Standing at a lectern, speaking to anxious and expectant listeners throughout the Arab world, United States President Barack Obama uttered these words:"[I] have an unyielding belief that all people yearn for certain things: the ability to speak your mind and have a say in how you are governed, confidence in the rule of law and the equal administration of justice, government that is transparent and doesn't steal from the people, [and]the freedom to live as you choose. ... Governments that protect these rights are ultimately more stable, successful and secure. Suppressing ideas never succeeds in making them go away. America respects the right of all peaceful and law-abiding voices to be heard around the world, even if we disagree with them."

Sadly, these words were not spoken in response to the recent protests in Tunisia, Egypt and elsewhere throughout the Middle East, but they were instead part of the president's June 4, 2009 speech in Cairo. After an initial period of painful waffling, the Obama Administration has done what it does best-emit a lot of noble-sounding hot air while settling for an agreement negotiated behind closed doors. Perhaps this is inevitable in politics, especially when it comes to foreign policy.

But the administration's policy, championing "stability" and "security" over democracy since large-scale protests began in Egypt, is based on a faulty presumption. Egypt is not about to become Iran or Gaza 2.0; people on the streets are demanding freedom and democracy, not Islamic theocracy (an unlikely prospect in a country with a large Christian minority and widespread secularist sentiment). Allowing Mubarak to dally increases the sense of political crisis and ennobles the radical elements of the opposition. It is probably true that a more democratic Egypt would be less friendly towards Israel, like a democratic Turkey and a quasi-democratic Lebanon. But the army and middle class are and will remain a force for moderation; these voices will be more legitimate without patronage from the Mubarak regime.

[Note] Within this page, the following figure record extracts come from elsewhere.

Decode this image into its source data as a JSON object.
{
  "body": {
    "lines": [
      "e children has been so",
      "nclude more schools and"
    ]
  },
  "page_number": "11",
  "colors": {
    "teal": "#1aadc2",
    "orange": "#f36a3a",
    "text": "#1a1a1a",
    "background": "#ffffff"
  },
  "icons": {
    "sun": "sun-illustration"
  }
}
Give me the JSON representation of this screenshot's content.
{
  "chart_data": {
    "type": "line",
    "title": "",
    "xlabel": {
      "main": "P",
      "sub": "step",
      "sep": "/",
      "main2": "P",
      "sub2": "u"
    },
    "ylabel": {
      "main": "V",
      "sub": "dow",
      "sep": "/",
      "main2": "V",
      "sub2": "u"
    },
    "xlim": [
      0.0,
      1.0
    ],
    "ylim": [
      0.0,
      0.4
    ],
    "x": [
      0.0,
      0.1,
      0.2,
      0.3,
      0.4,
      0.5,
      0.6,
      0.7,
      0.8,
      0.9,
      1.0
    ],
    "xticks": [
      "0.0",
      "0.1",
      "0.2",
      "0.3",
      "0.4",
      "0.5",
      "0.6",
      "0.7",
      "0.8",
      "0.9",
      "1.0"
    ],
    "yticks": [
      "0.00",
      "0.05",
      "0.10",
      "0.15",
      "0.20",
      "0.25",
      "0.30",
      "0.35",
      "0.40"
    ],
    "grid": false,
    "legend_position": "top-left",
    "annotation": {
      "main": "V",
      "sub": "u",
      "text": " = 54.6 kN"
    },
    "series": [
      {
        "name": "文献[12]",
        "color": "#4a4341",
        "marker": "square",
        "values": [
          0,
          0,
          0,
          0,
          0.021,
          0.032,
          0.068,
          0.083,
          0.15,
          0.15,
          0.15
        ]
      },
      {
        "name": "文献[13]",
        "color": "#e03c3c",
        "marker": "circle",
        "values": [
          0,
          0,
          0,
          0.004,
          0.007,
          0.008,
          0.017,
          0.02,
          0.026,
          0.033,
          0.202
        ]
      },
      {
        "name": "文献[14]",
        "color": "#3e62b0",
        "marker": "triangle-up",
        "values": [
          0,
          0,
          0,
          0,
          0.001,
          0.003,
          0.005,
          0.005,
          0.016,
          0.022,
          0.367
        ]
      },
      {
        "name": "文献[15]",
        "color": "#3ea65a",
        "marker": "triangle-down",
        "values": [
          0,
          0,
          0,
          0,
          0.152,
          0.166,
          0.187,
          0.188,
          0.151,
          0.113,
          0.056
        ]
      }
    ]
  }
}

Our post-World War II geopolitical interests have convinced most of the world that for all our talk about freedom and democracy, when push comes to shove, we will always back the anti-Communist/anti-Islamist/pro-business faction within a country, no matter how unsavory its methods of enforcing these policies.

The current protest movements in the Middle East are providing us with an opportunity to make good on decades of empty promises, but only if we are willing to break with our outdated assumptions about this region and about the value of reluctant alliances with the likes of Mubarak. Our president is fond of speaking about "turning pages" on "new chapters" in history, but this is impossible as long as he keeps reading from the same old textbooks.

Instead, he should try reading the history of the end of European empires in the decades following World War II. Like Britain and France in the years after World War II, the United States can no longer afford to maintain an empire while at the same time trying to spur domestic economic recovery and development. Within 25 years of the end of World War II, the British and French empires had almost completely vanished as independence movements used these countries' rhetoric of democracy against them.

The U.S. is in a nearly identical position today. The 2003 invasion of Iraq, which seemingly marked the apex of American domination in the Middle East, now ironically looks as if it only diminished our ability to dictate the course of events in the region. American hegemony will continue to decrease as emerging economies, particularly China, become the preferred customers of oil-producing nations.

The Middle East really may be entering its own springtime of nations, akin to Europe's revolutions in 1848 and 1989 or the aforementioned anticolonial movements from the 1940s to the 1960s. There are both structural and commonplace political reasons for this-young populations facing high unemployment and crushing inflation on the one hand, fatigue with decades of sclerotic dictatorial rule on the other.

The Middle East is changing; American power in the region is declining. We should use what remains of our "soft power" to push for immediate reforms in these countries and thereby make good on decades of moralizing. The alternative is to reinforce the dictators and drop the pretense that we are anything but a self-interested imperial power. Either way, these regimes will soon collapse, and that is change we should all believe in.

Editor's note: The writer is a third-year Ph.D. candidate in the History department.